In the June 1985 edition of White Dwarf (Issue #66), B.Y. Rowe called this adventure "a new concept in gaming: everything for the harassed DM is done, all cross-referenced, reviewed, illustrated and explained." However, Rowe found the 12 pages of illustrations were "not up to normal artwork status." Rowe praised the gamemaster's screen for having an entire keyed floorplan, and said "the real bonuses are the cut-out maps, scrolls and artifacts." Rowe concluded by giving the adventure an above average rating of 8 out of 10, saying, "Halls of the Dwarven Kings is perfect as an illustration of how to set up an adventure; the DM need only read the background and then the characters can begin. This is the first of a new series and promises to be a worthwhile addition to any DM's armoury of adventures."

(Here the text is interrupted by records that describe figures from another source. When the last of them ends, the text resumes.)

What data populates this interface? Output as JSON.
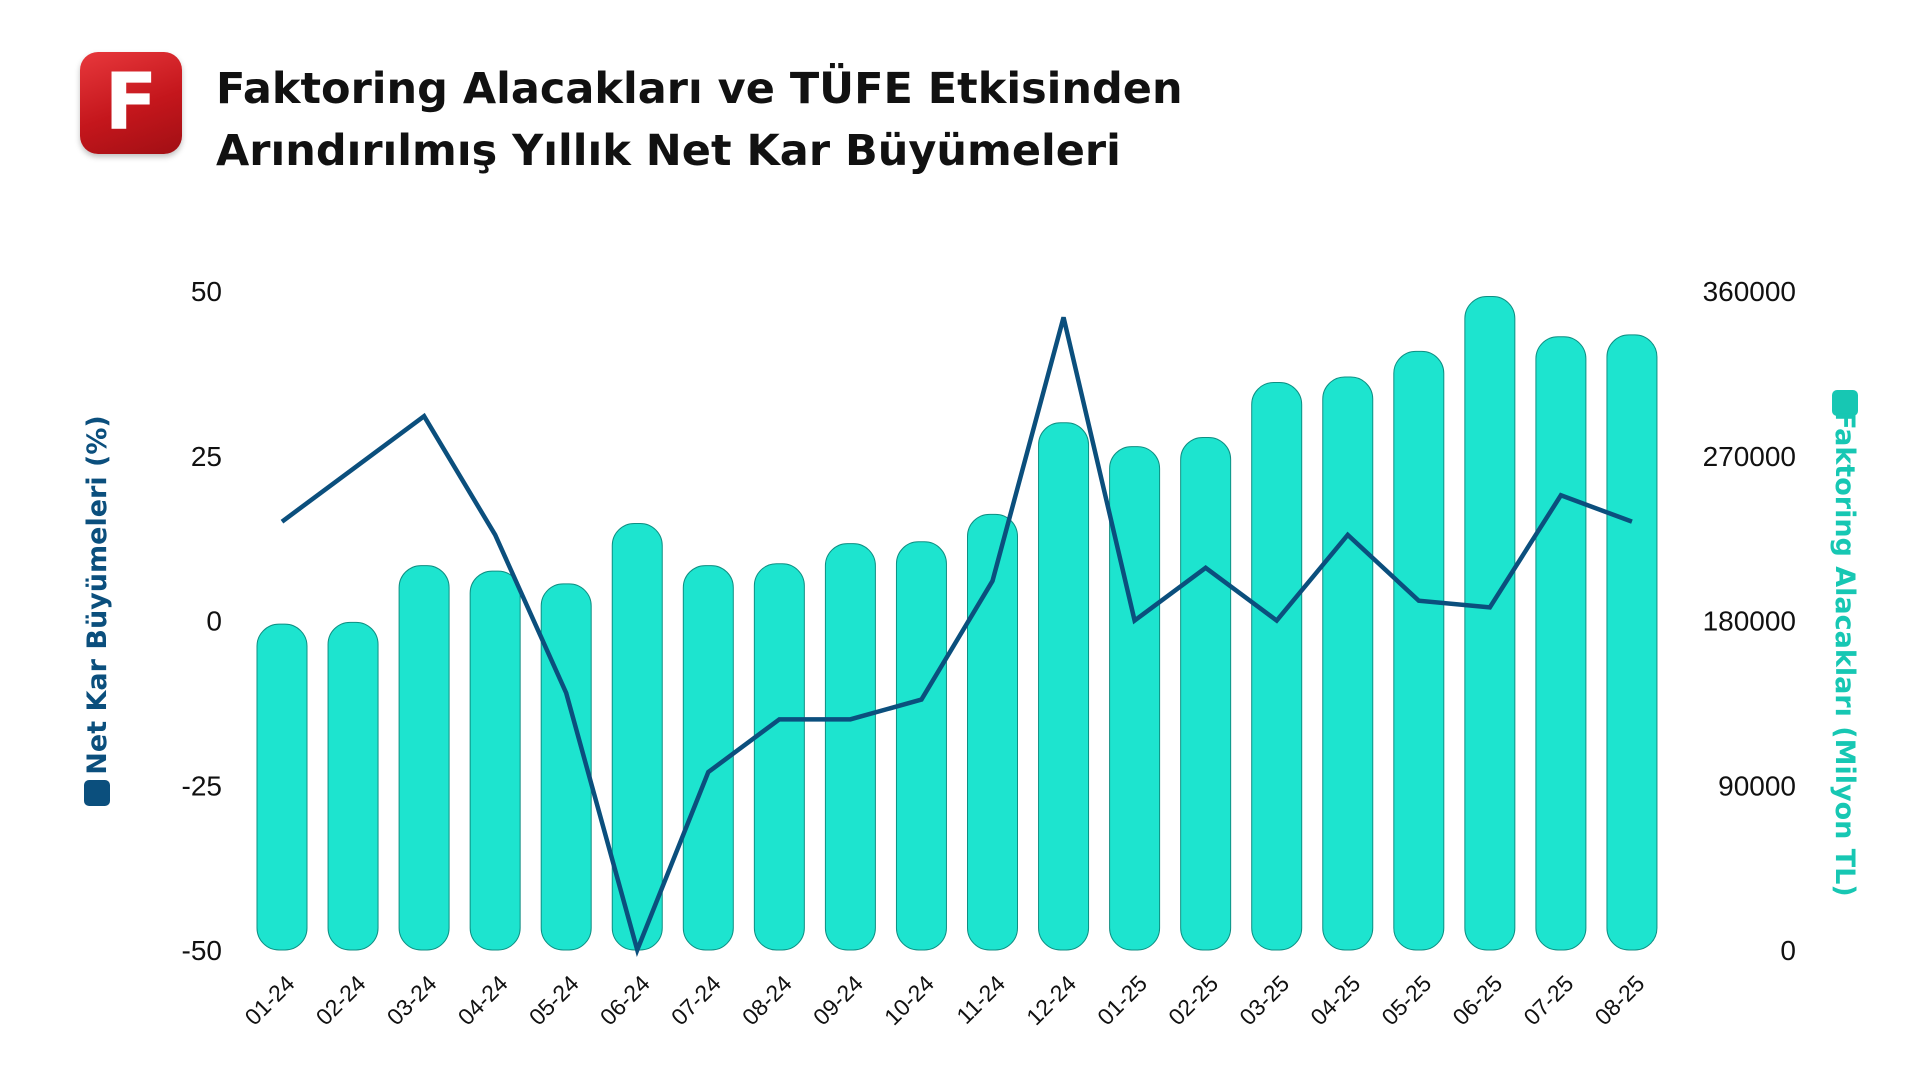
{
  "header": {
    "logo_letter": "F",
    "title_line1": "Faktoring Alacakları ve TÜFE Etkisinden",
    "title_line2": "Arındırılmış Yıllık Net Kar Büyümeleri"
  },
  "colors": {
    "bar": "#1de4cf",
    "bar_stroke": "#0e8f83",
    "line": "#0b4f7d",
    "left_axis_label": "#0b4f7d",
    "right_axis_label": "#17c7b3"
  },
  "chart_data": {
    "type": "bar",
    "categories": [
      "01-24",
      "02-24",
      "03-24",
      "04-24",
      "05-24",
      "06-24",
      "07-24",
      "08-24",
      "09-24",
      "10-24",
      "11-24",
      "12-24",
      "01-25",
      "02-25",
      "03-25",
      "04-25",
      "05-25",
      "06-25",
      "07-25",
      "08-25"
    ],
    "series": [
      {
        "type": "bar",
        "axis": "right",
        "values": [
          178000,
          179000,
          210000,
          207000,
          200000,
          233000,
          210000,
          211000,
          222000,
          223000,
          238000,
          288000,
          275000,
          280000,
          310000,
          313000,
          327000,
          357000,
          335000,
          336000
        ]
      },
      {
        "type": "line",
        "axis": "left",
        "values": [
          15,
          23,
          31,
          13,
          -11,
          -50,
          -23,
          -15,
          -15,
          -12,
          6,
          46,
          0,
          8,
          0,
          13,
          3,
          2,
          19,
          15
        ]
      }
    ],
    "ylabel_left": "Net Kar Büyümeleri (%)",
    "ylabel_right": "Faktoring Alacakları (Milyon TL)",
    "ylim_left": [
      -50,
      50
    ],
    "yticks_left": [
      "50",
      "25",
      "0",
      "-25",
      "-50"
    ],
    "ylim_right": [
      0,
      360000
    ],
    "yticks_right": [
      "360000",
      "270000",
      "180000",
      "90000",
      "0"
    ],
    "grid": false
  }
}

In the July 1988 edition of Dragon (Issue #135), Ken Rolston called the player handouts "remarkable game aids and props", and noted with approval that "a particularly fine touch is that not all of these handouts are really significant." He also admired the floor plans, calling them "well-designed" and "clearly rendered, not cluttered with illustration-style detail." He also thought the gamemaster screen was "the most useful, detailed and well-designed DM screen I've ever used." Rolston did note that the dungeon was very complex; while he admitted that the result was "pretty spectatcular", he warned that "studying and understanding the Dwarven Halls is no simple matter." He concluded with a strong recommendation for this and the other three adventures in the Complete Dungeon Master Series, saying, "On presentation alone, it qualifies for the FRPG Supplement Hall of Fame. Experienced gamers should love it. Rookies may love it, too, but may find it too complex and sophisticated. Above all, Halls of the Dwarven Kings is unique for the amount of detail and variety of play aids lavished on a single scenario setting."